Across all runs, any sequence can be generated, and potentially scored highly.
Thus, any sequence can eventually be selected.
The probability that an ideal, continuous LLM would output a 0 for a particular token in it's distribution is itself 0. The probability that an LLM using real floating point math isn't terrifically higher than 0.
There is a piece of knowledge you seem to be missing. Yes, a transformer will output a distribution over all possible tokens at a given step. And none of these are indeed zero, but always at least larger than epsilon.
However, we usually don't sample from that distribution at inference time!
The common approach (called nucleus sampling or also known as top-p sampling) will look at the largest probabilities that make up 95% of the probability mass. It will set all other probabilities to zero, renormalize, and then sample from the resulting probability distribution.
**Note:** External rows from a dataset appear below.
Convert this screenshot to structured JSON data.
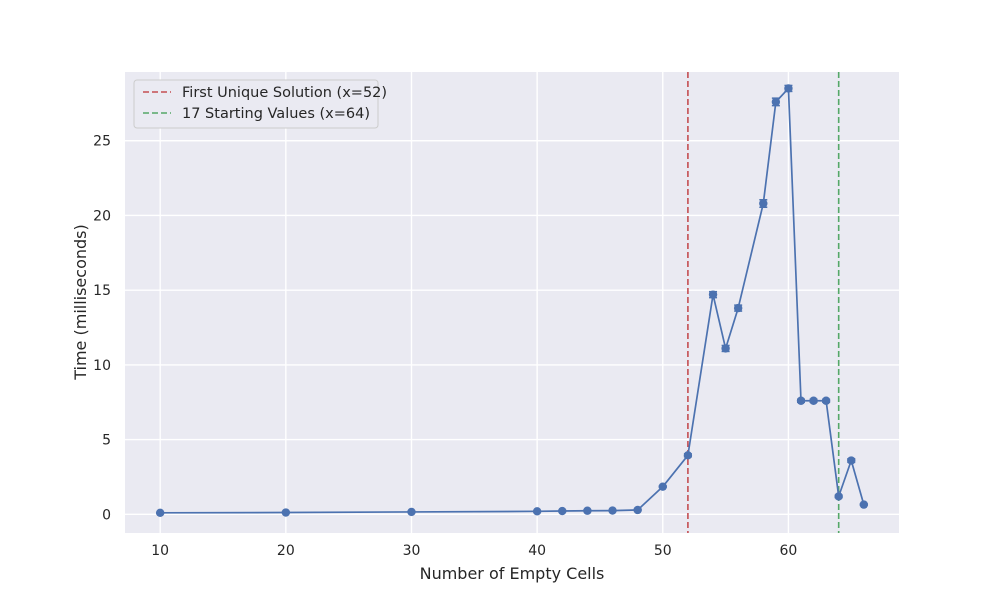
{
  "chart_data": {
    "type": "line",
    "xlabel": "Number of Empty Cells",
    "ylabel": "Time (milliseconds)",
    "xlim": [
      7.2,
      68.8
    ],
    "ylim": [
      -1.25,
      29.6
    ],
    "xticks": [
      10,
      20,
      30,
      40,
      50,
      60
    ],
    "yticks": [
      0,
      5,
      10,
      15,
      20,
      25
    ],
    "grid": true,
    "legend_position": "top-left",
    "series": [
      {
        "color": "#4c72b0",
        "marker": "circle",
        "error_bars": true,
        "x": [
          10,
          20,
          30,
          40,
          42,
          44,
          46,
          48,
          50,
          52,
          54,
          55,
          56,
          58,
          59,
          60,
          61,
          62,
          63,
          64,
          65,
          66
        ],
        "values": [
          0.1,
          0.12,
          0.16,
          0.2,
          0.22,
          0.24,
          0.25,
          0.29,
          1.85,
          3.95,
          14.7,
          11.1,
          13.8,
          20.8,
          27.6,
          28.5,
          7.6,
          7.6,
          7.6,
          1.2,
          3.6,
          0.65
        ],
        "errors": [
          0.03,
          0.03,
          0.03,
          0.03,
          0.03,
          0.03,
          0.03,
          0.03,
          0.05,
          0.1,
          0.2,
          0.2,
          0.2,
          0.25,
          0.25,
          0.2,
          0.1,
          0.1,
          0.1,
          0.08,
          0.12,
          0.05
        ]
      }
    ],
    "vlines": [
      {
        "x": 52,
        "label": "First Unique Solution (x=52)",
        "color": "#c44e52",
        "style": "dashed"
      },
      {
        "x": 64,
        "label": "17 Starting Values (x=64)",
        "color": "#55a868",
        "style": "dashed"
      }
    ],
    "plot_background": "#eaeaf2",
    "grid_color": "#ffffff"
  }
}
There is another parameter `top-k`, and if k is 50, it means that you zero out any token that is not in the 50 most likely tokens.
In effect, it means that for any token that is sampled, there is usually really only a handful of candidates out of the thousands of tokens that can be selected.
So during sampling, most trajectories for the agent are literally impossible.
So I want you to understand this. You are basically selling heroin to junkies and then acting like the consequences aren't in any way your fault. Management will far too often jump at false promises made by your execs. Your technology is inherently non-deterministic. Therefore your promises can't be true. Yet you are going to continue being part of a machine that destroys businesses and lives. Please at least act like you understand this.